Industry over-regulation, high taxation, supply-chain issues, ageing infrastructure and creating a level playing field for both public and private players are just some of the issues Latin American airline leaders are looking to address at their forthcoming annual ALTA AGM and Airline Leaders’ Forum in Cancun.
While most carriers in the region have returned to pre-pandemic capacity levels and are focusing on expansion, they say macroeconomic concerns along with regulatory red-tape threaten to hinder their growth plans. They’re calling for ”more inclusion” in decision-making, and telling the region’s governments they need more scope and support in order to thrive in the post-pandemic world.
“Regulations are a critical part of how we operate,” Avianca chief executive Adrian Neuhauser, who is also the chairman of ALTA’s executive committee, said during a 22 October press briefing ahead of the opening of the forum. “But regulations must be aligned to provide more accessibility and open up more doors so people can travel more.”
“We have a responsibility to our consumers, and we need to align the private sector, the authorities and the rest of the stakeholders to be more inclusive,” he adds.
“We are trying to explain to the authorities that the entry point into a country is the airline boarding pass,” says Jose Ricardo Botelho, ALTA’s executive director. Tourists can easily decide to spend their money elsewhere if a country’s rules are too rigid, if the process is not convenient, or if the value proposition is too expensive.
ALTA represents 153 airlines and related industry companies across Latin America and the Caribbean.
STILL LOSING MONEY
The region’s airline executives come together as the Latin American aviation industry continues to lose money. According to IATA, the region’s carriers will lose about $1.4 billion this year, with North American, European and Middle Eastern airlines all well in the black. That said, the potential remains huge. IATA statistics show that per-capita trips in Latin America are at 0.65 per year, compared to the USA where that figure is 2.6.
The executives agree that regulation is part of the problem, but also inflation and exchange rates pose major financial challenges for an industry most of whose costs are paid in dollars. In addition, airlines argue that governments should be building and revitalizing the ageing infrastructure that would help stimulate growth of connectivity and tourism.
“In a region where surcharges and other taxes are about 50% - all the burden is on the private sector,” Neuhauser says. “We need to invest in infrastructure, it’s reaching [a situation] where it is becoming a challenge for our operations.” And this infrastructure investment must come from the governments, as airlines do their part to make every journey more comfortable with newer aircraft and better service offerings.
“Competition forces us to be better,” Neuhauser says. “We want competition with a level playing fields and fair rules.”
CATEGORY ONE UPGRADE
Mexico, the host of this year’s ALTA Leaders’ Forum, recently received a long-awaited boost to its commercial aviation industry in the form of a safety upgrade from the US Federal Aviation Administration.
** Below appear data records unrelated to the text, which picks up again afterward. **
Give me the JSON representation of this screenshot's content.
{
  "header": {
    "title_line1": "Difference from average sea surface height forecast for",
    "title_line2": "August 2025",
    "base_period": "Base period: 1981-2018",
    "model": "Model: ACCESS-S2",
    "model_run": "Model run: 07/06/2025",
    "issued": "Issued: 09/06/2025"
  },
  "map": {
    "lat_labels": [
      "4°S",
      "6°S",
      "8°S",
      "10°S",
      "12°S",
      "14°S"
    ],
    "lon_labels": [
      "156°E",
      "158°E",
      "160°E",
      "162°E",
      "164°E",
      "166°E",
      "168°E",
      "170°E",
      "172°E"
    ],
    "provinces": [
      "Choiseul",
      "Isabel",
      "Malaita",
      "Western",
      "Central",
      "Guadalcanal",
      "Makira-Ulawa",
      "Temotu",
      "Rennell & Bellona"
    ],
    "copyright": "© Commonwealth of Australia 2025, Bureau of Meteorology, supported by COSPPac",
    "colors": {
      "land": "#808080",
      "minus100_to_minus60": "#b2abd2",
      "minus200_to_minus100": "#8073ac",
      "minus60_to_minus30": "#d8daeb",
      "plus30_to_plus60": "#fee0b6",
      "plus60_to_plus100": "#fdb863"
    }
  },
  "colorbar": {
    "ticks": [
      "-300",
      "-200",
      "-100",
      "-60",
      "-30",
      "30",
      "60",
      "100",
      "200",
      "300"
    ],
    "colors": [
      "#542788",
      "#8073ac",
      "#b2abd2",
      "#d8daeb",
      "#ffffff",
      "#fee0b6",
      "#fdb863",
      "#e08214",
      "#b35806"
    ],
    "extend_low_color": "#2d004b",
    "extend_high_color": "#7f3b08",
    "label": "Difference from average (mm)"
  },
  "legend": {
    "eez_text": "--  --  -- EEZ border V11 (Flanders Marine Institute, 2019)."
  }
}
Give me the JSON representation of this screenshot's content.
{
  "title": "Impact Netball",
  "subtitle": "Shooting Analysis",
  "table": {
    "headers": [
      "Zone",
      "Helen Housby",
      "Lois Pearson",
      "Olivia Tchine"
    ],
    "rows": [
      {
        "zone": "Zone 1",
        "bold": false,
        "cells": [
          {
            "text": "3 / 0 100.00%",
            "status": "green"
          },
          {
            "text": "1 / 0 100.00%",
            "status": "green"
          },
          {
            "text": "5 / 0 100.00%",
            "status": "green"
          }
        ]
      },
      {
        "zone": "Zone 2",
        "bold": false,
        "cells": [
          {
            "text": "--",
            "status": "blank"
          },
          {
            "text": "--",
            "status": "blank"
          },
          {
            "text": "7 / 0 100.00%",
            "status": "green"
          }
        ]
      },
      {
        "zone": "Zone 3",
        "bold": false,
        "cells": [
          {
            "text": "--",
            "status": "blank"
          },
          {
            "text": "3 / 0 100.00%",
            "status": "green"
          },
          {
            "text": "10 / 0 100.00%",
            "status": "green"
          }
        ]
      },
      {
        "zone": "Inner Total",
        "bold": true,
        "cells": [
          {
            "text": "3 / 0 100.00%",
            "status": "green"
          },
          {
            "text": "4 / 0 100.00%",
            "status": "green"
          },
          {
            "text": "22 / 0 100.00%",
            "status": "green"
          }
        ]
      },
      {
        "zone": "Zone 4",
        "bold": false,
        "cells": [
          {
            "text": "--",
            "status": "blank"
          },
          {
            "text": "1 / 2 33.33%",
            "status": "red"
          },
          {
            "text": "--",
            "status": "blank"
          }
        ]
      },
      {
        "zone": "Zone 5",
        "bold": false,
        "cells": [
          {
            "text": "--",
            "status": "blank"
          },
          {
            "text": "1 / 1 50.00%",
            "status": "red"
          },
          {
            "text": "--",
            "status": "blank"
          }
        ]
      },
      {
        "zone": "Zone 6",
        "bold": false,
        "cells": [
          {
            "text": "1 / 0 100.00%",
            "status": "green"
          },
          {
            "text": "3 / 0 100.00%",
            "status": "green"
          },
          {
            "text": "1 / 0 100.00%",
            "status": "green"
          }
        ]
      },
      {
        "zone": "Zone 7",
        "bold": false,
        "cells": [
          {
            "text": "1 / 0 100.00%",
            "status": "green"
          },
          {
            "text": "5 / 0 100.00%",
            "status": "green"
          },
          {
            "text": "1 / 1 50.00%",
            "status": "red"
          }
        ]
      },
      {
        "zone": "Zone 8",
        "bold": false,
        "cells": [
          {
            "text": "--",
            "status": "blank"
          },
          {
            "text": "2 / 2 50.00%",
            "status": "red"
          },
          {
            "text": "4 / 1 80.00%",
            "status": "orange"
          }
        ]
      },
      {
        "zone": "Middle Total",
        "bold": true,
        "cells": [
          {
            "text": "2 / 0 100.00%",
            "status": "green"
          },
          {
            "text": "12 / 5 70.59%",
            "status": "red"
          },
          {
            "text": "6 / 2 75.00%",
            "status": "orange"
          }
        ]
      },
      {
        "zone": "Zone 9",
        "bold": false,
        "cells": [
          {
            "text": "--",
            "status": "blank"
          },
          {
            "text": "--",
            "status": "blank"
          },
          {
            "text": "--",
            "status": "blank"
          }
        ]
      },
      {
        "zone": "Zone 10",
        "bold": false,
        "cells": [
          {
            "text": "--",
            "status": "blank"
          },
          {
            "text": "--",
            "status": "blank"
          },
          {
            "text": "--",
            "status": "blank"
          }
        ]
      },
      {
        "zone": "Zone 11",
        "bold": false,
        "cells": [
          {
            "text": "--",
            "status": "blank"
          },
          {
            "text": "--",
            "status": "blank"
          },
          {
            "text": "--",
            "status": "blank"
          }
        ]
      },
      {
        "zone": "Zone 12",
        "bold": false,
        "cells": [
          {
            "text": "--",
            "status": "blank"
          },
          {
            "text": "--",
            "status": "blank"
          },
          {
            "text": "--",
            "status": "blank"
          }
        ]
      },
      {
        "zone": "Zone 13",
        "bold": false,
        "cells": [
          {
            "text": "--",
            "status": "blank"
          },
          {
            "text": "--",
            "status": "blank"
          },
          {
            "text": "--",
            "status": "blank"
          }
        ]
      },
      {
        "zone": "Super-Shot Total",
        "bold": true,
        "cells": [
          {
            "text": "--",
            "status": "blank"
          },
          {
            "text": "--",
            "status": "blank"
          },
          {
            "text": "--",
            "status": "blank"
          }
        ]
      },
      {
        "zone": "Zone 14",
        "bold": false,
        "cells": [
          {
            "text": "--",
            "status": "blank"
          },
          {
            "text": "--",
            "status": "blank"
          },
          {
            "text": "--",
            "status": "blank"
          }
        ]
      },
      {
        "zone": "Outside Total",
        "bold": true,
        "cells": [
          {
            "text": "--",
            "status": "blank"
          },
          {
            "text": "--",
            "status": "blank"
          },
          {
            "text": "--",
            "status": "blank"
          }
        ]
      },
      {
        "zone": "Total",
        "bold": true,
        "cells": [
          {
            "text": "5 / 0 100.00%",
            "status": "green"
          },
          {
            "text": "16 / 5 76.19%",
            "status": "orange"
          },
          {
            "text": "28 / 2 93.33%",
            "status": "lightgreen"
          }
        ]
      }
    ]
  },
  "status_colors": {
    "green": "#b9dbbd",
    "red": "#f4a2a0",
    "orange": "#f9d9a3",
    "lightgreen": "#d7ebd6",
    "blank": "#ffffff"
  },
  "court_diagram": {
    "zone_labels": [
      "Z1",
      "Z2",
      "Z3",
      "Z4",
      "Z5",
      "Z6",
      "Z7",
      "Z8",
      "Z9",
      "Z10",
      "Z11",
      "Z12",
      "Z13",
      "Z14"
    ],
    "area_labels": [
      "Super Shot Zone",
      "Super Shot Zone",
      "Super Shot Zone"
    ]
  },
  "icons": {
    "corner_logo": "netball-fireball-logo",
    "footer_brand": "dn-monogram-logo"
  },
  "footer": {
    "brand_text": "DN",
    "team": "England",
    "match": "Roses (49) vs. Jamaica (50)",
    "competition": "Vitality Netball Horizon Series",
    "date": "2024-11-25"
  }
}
The FAA recently restored Mexico’s safety status to so-called Category 1 after a more-than-two-year downgrade to Category 2, thus allowing the country’s carriers to once again expand their transborder operations.
That’s an achievement authorities in Mexico do not want to lose again.
“Our priority is to maintain the highest international operational safety standards, so as not to fall back to Category 2,” says Miguel Vallin, general director of Mexican civilian aviation regulator AFAC.
As a result of the upgrade, all three major Mexican carriers on US routes – Aeromexico, VivaAerobus and Volaris – have announced schedule additions between the two countries. US carriers, meantime, have expanded codeshares to take advantage of the regulatory move.
The FAA had downgraded Mexico’s International Aviation Safety Assessment rating in May 2021 after finding the country did not meet International Civil Aviation Organization safety standards. Category 2 designations mean the FAA has deemed that a country does not have laws or regulations needed to support safe air travel, or that its civil aviation authority lacks adequate technical expertise, trained personnel, record keeping, inspection procedures or resolution of safety concerns.
While the FAA allowed existing air service between the countries to continue, the Category 2 designation restricted Mexican carriers from introducing new US routes and prevented US airlines’ ability to market and sell tickets on Mexican carriers via codeshare partnerships.